As evidenced by Plaintiff's allegations and the exhibits to the complaint cited above, Plaintiff cannot plausibly allege the first element as to Dickinson Wright. Plaintiff expressly acknowledges in several paragraphs of the complaint that it was Mellberg, and not Dickinson Wright, who undertook financial responsibility for Stanton's legal representation and promised to pay Plaintiff's fees in that regard. Numerous exhibits to the complaint likewise confirm that was the agreed-upon arrangement.
As with his open account and account stated claims, Plaintiff argues in support of the promissory estoppel claim that his complaint sufficiently alleges that Dickinson Wright engaged him and promised it would pay his fees as part of a joint payment agreement. Again, Plaintiff bases this argument on vague statements in the complaint suggesting that the "defendants" collectively engaged Plaintiff to defend Stanton and represented that Stanton's defense would be at "their" expense and acknowledged that Plaintiff "should be paid."
Such vague promises generally cannot sustain a promissory estoppel claim under Georgia law.
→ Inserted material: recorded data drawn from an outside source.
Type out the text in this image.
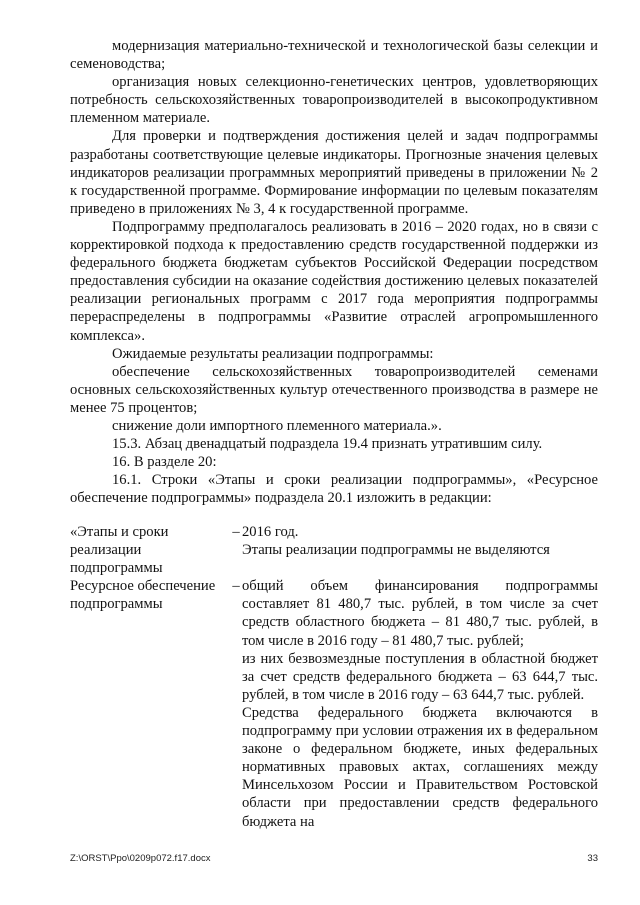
модернизация материально-технической и технологической базы селекции и семеноводства;

организация новых селекционно-генетических центров, удовлетворяющих потребность сельскохозяйственных товаропроизводителей в высокопродуктивном племенном материале.

Для проверки и подтверждения достижения целей и задач подпрограммы разработаны соответствующие целевые индикаторы. Прогнозные значения целевых индикаторов реализации программных мероприятий приведены в приложении № 2 к государственной программе. Формирование информации по целевым показателям приведено в приложениях № 3, 4 к государственной программе.

Подпрограмму предполагалось реализовать в 2016 – 2020 годах, но в связи с корректировкой подхода к предоставлению средств государственной поддержки из федерального бюджета бюджетам субъектов Российской Федерации посредством предоставления субсидии на оказание содействия достижению целевых показателей реализации региональных программ с 2017 года мероприятия подпрограммы перераспределены в подпрограммы «Развитие отраслей агропромышленного комплекса».

Ожидаемые результаты реализации подпрограммы:

обеспечение сельскохозяйственных товаропроизводителей семенами основных сельскохозяйственных культур отечественного производства в размере не менее 75 процентов;

снижение доли импортного племенного материала.».

15.3. Абзац двенадцатый подраздела 19.4 признать утратившим силу.

16. В разделе 20:

16.1. Строки «Этапы и сроки реализации подпрограммы», «Ресурсное обеспечение подпрограммы» подраздела 20.1 изложить в редакции:

«Этапы и сроки реализации подпрограммы
– 2016 год.

Этапы реализации подпрограммы не выделяются

Ресурсное обеспечение подпрограммы
– общий объем финансирования подпрограммы составляет 81 480,7 тыс. рублей, в том числе за счет средств областного бюджета – 81 480,7 тыс. рублей, в том числе в 2016 году – 81 480,7 тыс. рублей;

из них безвозмездные поступления в областной бюджет за счет средств федерального бюджета – 63 644,7 тыс. рублей, в том числе в 2016 году – 63 644,7 тыс. рублей.

Средства федерального бюджета включаются в подпрограмму при условии отражения их в федеральном законе о федеральном бюджете, иных федеральных нормативных правовых актах, соглашениях между Минсельхозом России и Правительством Ростовской области при предоставлении средств федерального бюджета на

Z:\ORST\Ppo\0209p072.f17.docx	33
See Georgia Inv. Int'l, Inc. v. Branch Banking &Tr. Co., 305 Ga.App. 673, 675 (2010) ("Promissory estoppel does not . . . apply to vague or indefinite prom-ises[.]"). Moreover, and as discussed above, to the extent these allegations assert a promise by Dickinson Wright to pay Plaintiff's legal fees, they are directly contravened and superseded by numerous exhibits attached to the complaint conclusively showing that all the parties, including Plaintiff, understood Mellberg was responsible for paying the fees, rather than Dickinson Wright. As such, they do not state a plausible promissory estoppel claim.
CONCLUSION
For the foregoing reasons, we AFFIRM the district court's order dismissing Plaintiff's complaint in its entirety under Federal Rule 12(b)(6) for failure to state a claim upon which relief may be granted.
Given our affirmance of the district court's dismissal on the above-described grounds, we do not address the other grounds for affirmance raised by Defendant.